Por: Diario Digital Castelo Branco/Lusa
A Comissão Distrital do PSD de Castelo Branco acusa o Governo e o PS de não estarem a defender o Interior.
A Comissão Distrital do PSD de Castelo Branco acusa o Governo e o PS de não estarem a defender o Interior.
O PSD dá como exemplo a decisão sobre os contratos de associação para o ensino, que levou ao encerramento do Instituto de São Tiago, em Proença-a-Nova
"Esta medida governativa é mais um sinal errado que se dá sobre a aposta no Interior. É caso para dizer que este Governo é defensor do Interior no papel, mas centralizador na prática", lê-se no comunicado hoje enviado à agência Lusa.
O documento destaca ainda que apesar do que o Instituto de S. Tiago, localizado em Sobreira Formosa, no concelho de Proença-a-Nova, distrito de Castelo Branco, desempenhava pela educação da população daquele concelho e freguesia, acabou por ser um dos 39 estabelecimentos de ensino com contratos de associação aos quais o "Governo das Esquerdas" retirou financiamento.
"O Governo da 'geringonça' aproveitou para realizar uma mostra da visão demagógica e propagandística que enferma, numa ânsia de levar a sua veia radical ao extremo de nem se importar com as consequências das decisões que toma", acusam.
Para os sociais-democratas, "a defesa do Interior e de freguesias como a Sobreira Formosa não consta do léxico deste Partido Socialista, partido que lidera os destinos da 'geringonça' e do município de Proença-a-Nova".
Sublinhando que os "proencenses não merecem ser cobaias deste laboratório ideológico", a distrital critica ainda o que classifica como "passividade" do atual presidente da câmara local e também questiona a posição dos deputados socialistas eleitos pelo círculo de Castelo Branco.
"A juntar à postura e ausência de posição dos senhores deputados socialistas, não podemos deixar de reforçar que o novo presidente demonstrou uma atitude serviçal perante o seu partido", dizem.
Segundo consideram, "este é um caso de alguém que, por mais anos que tenha de vereação, não captou a essência da defesa do Interior".
Destacando o exemplo do autarca da Sertã - que optou por assegurar a continuidade do Instituto Vaz da Serra em Cernache de Bonjardim (também no distrito de Castelo Branco) - o PSD endurece as críticas ao autarca do município vizinho.
"Não há nada pior do que perceber que a defesa das populações de Proença-a-Nova está entregue a um aprendiz de político, incapaz de se transformar num autarca proativo, mera marioneta do radicalismo ideológico deste Governo da 'geringonça'", afirma.
O Instituto de São Tiago, que tinha atualmente nos quadros 17 professores, um psicólogo e oito funcionários, anunciou na última semana que não vai abrir este ano letivo.
"Somos daqueles a quem foram retiradas todas as novas turmas em início de ciclo.

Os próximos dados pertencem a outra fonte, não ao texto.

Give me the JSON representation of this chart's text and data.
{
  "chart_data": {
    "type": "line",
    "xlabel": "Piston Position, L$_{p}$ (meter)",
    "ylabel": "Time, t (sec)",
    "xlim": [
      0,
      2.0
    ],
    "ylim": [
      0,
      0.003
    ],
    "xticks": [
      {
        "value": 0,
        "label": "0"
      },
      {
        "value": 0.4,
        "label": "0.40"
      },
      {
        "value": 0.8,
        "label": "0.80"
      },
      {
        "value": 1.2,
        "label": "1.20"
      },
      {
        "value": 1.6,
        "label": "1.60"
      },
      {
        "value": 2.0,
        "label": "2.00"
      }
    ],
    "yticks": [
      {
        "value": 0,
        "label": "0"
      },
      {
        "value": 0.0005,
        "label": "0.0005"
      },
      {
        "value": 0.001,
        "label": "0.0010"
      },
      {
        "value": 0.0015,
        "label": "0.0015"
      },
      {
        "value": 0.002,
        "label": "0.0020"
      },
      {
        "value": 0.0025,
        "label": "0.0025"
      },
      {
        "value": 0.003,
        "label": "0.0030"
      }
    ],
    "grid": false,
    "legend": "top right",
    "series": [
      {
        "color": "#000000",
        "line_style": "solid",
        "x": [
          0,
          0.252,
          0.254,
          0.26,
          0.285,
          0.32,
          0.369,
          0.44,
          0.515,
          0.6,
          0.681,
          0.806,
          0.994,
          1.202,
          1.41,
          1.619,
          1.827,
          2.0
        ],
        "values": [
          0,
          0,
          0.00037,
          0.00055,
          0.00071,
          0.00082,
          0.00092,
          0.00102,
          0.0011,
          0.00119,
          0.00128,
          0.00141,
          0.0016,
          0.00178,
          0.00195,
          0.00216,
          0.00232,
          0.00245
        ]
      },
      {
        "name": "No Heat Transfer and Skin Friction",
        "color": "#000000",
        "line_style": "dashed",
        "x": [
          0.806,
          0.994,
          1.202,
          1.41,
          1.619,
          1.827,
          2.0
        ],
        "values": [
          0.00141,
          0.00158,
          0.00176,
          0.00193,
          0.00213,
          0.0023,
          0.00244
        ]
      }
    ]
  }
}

Sem esta verba que era transferida pelo Estado e as consequências desta redução de apoio, tínhamos muitas dificuldades em continuar a atividade", disse à agência Lusa a diretora pedagógica do IST, Francelina Sousa.
Depois de a decisão lhe ter sido transmitida, o presidente Câmara de Proença-a-Nova, João Lobo, emitiu um comunicado no qual enfatizou o trabalho que foi realizado pela instituição ao longo dos anos, deixando uma nota de serenidade para todas as famílias com a garantia de que município, como não podia deixar de ser, assegurará que os alunos tenham transporte em viagens compatíveis com os seus horários escolares.
À Lusa, disse ainda que a Câmara de Proença-a-Nova, a cooperativa que gere o IST e outra instituição, estão já a trabalhar no sentido de aproveitar o edifício, localizado em Sobreira Formosa, para o converter noutra valência ligada à saúde e solidariedade.